Incredible. I can’t wait to continue to watch the progress being made. So many thanks
What are the statewide standards police are expected to adhere to? Who sets those? What code is this commission enforcing?
Regarding some of the Committee’s new standards, what is acceptable deadly force “proportionate” to imminent harm? If a determined person is using a baseball bat to inflict as much harm as possible, not ruling out death, on those around him, is a police officer justified in using his firearm? Or does he need to grab a baseball bat as well?
Wouldn’t it have been better to simply override police union powers that protect bad officers than to create a new set of rules that potentially puts both good officers and the public at risk? What happens when a bunch of officers resign/retire at the same time because of such changes as these like in Portland and many other cities throughout the country? Will we be safer then?
I understand the good intentions of this reform and agree that change is necessary; I just wonder if the potential (negative) unintended consequences have been thoroughly considered. It doesn’t seem so to me.
The use of force standards will be developed with police input. I’m expecting that they will make sense.
Use of force standards already exist. Are there new standards being developed?
Yes. By the MPTC and POST jointly to comply with the statutory outline created by the new law.
Another step in the right direction. In deciding their next steps, I hope the commission members realize that changing the culture of policing can only be done by addressing the culture directly – e.g., understanding the existing culture, what is right and what is wrong about it, understanding how it evolved and what sustains it, identifying the roadblocks to change, and then developing an action program to make the needed changes. If they just hope some policy and enforcement actions will cause the needed change, it won’t happen.
Thank you for announcing and sizing up the new commission.
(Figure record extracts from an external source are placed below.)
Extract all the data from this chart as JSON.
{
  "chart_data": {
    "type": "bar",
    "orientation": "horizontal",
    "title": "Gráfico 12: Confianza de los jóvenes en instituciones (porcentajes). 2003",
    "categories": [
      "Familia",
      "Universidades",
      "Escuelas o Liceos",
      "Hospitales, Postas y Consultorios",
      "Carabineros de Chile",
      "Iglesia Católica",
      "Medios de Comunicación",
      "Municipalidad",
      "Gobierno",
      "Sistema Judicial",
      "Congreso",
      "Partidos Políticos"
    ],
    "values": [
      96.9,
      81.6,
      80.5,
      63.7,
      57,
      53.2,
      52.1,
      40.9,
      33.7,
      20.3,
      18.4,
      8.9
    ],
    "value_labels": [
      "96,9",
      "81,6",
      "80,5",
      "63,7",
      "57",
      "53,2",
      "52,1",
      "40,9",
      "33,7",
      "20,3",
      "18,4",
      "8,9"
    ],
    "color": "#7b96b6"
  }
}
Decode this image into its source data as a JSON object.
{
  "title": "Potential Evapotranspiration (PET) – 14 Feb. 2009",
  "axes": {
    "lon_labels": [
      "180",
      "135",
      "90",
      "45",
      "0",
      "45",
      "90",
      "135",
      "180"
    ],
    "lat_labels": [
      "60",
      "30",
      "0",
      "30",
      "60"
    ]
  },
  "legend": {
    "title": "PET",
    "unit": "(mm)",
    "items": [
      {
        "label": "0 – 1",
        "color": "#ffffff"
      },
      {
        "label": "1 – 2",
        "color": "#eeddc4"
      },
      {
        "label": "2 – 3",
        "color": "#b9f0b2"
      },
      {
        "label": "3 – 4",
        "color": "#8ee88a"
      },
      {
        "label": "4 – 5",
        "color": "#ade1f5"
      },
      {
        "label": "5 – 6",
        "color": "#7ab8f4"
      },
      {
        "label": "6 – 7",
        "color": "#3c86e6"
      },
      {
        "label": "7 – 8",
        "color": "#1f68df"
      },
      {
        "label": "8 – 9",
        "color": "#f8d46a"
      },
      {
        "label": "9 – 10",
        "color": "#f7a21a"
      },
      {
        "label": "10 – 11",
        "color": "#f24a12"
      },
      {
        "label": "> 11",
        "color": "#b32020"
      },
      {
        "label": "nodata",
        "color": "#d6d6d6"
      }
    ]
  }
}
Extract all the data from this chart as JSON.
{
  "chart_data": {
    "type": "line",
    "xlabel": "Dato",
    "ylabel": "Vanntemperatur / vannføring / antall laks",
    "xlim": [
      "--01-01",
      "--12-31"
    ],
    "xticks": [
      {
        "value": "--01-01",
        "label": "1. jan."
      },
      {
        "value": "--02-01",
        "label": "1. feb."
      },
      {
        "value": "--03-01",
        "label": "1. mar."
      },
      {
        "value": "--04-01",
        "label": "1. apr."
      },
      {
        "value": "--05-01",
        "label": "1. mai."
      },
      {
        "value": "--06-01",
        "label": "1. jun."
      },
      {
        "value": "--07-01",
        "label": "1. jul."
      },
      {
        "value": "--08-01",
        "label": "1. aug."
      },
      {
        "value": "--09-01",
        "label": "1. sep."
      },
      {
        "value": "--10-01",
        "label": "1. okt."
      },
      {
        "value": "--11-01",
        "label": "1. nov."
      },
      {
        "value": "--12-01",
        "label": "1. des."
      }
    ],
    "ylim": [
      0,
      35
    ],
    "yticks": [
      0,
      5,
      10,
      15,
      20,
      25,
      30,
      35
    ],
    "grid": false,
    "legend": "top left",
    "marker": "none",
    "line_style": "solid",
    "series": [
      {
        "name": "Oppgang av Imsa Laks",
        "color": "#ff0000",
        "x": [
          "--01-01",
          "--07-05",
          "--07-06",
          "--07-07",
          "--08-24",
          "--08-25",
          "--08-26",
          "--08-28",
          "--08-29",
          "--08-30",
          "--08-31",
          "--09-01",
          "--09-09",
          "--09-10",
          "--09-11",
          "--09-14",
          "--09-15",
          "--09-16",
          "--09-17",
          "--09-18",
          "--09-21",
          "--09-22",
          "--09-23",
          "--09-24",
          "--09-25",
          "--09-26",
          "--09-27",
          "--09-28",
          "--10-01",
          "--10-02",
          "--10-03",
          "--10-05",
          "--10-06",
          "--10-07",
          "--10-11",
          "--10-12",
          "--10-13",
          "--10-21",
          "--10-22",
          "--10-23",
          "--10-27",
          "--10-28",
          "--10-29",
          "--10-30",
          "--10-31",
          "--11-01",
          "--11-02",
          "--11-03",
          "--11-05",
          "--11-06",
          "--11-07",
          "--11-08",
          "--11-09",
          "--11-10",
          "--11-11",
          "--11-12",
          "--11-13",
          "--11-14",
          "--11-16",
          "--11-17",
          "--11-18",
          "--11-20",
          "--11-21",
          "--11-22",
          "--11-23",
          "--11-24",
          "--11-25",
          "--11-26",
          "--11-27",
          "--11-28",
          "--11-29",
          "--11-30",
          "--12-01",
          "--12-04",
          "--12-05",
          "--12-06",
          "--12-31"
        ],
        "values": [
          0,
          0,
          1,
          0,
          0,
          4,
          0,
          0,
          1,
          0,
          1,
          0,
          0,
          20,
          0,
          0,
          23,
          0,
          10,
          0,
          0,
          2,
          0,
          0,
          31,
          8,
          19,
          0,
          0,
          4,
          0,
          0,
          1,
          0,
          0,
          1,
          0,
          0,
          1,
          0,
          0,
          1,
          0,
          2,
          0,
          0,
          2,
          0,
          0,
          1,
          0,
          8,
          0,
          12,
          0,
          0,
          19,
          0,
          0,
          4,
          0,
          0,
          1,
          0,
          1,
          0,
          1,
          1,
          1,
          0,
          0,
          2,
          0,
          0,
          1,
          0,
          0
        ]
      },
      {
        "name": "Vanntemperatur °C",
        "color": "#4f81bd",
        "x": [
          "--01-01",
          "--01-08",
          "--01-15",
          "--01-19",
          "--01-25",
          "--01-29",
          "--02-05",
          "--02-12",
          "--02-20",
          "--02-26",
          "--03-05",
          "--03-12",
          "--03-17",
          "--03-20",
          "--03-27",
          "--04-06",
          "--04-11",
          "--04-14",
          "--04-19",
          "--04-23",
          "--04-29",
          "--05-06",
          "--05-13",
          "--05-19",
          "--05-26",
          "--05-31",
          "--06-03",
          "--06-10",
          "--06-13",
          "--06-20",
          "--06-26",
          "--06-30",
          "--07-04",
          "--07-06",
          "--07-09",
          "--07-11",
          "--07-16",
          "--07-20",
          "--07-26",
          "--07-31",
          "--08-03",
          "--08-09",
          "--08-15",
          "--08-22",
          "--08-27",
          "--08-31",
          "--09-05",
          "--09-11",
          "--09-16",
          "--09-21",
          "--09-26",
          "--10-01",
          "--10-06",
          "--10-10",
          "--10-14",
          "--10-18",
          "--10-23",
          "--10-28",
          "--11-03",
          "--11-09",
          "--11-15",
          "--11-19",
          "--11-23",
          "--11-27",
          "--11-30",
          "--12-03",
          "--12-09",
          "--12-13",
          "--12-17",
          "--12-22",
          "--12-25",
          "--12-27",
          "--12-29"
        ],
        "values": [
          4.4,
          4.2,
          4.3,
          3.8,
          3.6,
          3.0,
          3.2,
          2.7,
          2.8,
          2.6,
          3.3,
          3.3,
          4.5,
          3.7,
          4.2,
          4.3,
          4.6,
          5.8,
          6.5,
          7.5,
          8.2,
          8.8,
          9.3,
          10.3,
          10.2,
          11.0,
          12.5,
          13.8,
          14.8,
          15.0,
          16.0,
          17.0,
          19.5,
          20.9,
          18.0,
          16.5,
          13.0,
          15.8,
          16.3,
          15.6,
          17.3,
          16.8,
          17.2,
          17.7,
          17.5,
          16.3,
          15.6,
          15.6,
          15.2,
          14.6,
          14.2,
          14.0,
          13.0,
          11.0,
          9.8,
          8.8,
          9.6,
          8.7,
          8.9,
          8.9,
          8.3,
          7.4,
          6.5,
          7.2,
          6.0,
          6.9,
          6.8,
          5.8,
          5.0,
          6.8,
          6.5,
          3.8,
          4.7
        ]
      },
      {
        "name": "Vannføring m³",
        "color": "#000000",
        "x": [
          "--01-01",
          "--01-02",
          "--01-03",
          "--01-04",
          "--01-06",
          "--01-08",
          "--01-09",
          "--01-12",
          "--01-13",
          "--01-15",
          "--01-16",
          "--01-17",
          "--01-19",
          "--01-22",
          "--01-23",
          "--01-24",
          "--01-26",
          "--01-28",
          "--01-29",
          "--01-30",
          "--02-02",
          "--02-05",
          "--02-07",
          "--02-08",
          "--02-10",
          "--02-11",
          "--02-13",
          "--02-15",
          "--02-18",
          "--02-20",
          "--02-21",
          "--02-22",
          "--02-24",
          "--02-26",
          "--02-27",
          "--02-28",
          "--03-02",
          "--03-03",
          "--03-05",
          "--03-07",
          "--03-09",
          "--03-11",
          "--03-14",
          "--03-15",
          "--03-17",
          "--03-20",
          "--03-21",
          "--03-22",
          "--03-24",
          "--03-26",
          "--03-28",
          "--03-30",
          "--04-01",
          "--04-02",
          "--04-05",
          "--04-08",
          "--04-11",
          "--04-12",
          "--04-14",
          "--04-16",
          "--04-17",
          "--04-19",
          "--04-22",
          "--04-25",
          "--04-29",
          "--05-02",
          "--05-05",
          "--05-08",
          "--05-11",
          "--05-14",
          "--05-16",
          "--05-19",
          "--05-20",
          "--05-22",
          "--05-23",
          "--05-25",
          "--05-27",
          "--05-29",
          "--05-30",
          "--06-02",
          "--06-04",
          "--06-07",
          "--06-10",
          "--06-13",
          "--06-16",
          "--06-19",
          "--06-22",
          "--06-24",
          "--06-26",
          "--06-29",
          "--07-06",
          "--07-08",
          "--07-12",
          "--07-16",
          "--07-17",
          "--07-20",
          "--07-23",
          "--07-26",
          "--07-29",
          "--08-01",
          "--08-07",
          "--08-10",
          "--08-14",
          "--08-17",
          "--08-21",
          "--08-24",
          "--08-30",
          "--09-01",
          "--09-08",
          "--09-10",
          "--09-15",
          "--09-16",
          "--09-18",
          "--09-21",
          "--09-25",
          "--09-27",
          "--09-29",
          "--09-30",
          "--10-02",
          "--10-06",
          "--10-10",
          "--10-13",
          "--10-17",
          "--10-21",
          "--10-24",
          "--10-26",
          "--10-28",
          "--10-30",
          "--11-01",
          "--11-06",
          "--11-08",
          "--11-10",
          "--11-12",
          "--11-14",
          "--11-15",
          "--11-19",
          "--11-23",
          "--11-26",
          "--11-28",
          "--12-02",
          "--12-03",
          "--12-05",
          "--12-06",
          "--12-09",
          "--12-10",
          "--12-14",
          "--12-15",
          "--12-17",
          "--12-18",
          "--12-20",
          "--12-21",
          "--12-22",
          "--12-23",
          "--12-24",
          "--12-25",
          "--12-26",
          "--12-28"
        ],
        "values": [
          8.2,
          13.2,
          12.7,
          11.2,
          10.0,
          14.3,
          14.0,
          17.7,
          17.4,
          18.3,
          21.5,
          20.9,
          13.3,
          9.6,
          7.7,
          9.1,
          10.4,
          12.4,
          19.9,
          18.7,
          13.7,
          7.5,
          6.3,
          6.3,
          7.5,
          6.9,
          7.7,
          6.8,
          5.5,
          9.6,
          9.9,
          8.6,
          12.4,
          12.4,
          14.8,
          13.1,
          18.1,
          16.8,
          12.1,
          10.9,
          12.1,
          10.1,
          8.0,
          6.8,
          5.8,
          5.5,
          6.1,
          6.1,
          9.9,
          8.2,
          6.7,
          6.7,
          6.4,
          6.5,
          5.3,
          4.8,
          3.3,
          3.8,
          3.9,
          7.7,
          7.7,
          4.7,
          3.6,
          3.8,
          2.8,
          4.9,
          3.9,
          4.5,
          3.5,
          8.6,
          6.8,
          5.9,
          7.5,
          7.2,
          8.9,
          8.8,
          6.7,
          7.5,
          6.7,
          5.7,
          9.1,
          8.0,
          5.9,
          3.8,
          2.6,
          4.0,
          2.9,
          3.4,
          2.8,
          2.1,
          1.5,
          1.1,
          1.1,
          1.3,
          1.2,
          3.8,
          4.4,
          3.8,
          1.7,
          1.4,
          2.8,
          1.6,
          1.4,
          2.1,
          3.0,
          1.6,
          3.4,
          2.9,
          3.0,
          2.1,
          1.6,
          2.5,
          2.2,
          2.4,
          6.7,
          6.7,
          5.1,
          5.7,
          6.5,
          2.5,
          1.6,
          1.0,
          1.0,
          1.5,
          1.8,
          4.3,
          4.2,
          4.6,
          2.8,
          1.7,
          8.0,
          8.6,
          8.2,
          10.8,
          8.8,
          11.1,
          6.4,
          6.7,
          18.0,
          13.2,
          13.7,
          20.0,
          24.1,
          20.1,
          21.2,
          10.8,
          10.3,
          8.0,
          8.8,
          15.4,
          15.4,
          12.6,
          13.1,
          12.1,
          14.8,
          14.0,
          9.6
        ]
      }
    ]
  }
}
It is a credit to you and all who pulled this off.
Will more extensive biographies of the commissioners be available soon?
Thank you for all your good work and your timely, thoughtful update on the POST Commission appointments.
Will the public be able to view decisions made by the commission? Are the appointments to the commission life long? Is there any possibility for the public to be able to elect members of the commission in the future? Thank you for all your work Senator.
The commissioners can serve up to two 5 year terms if reappointed by their appointing authorities (both of whom are elected officials).
Decisions to apply sanctions are public.
Thank you so much for this excellent summary, Sen. Brownsberger! Police reform is one of my main concerns. Over time, while we weren’t looking, some police officers became drunk with power and militarized, while others said nothing and let them do it. I am particularly incensed by the Mass. State Police overtime FRAUD scandal (which went on for years!) and by the racism I’ve seen in some police behavior. I think this legislation will help swing the balance toward police officers consistently following the law and protecting and SERVING residents. I sincerely thank you for your diligent effort to pass this legislation and tell us about it.
Once again, thank you Senator for your update. I am very happy to see this news, and thank you for all your work that has led up to this achievement!
Could I ask, please, when would there be an update from the Commission to the public?
Thank you, and hope all well in your Tuesday!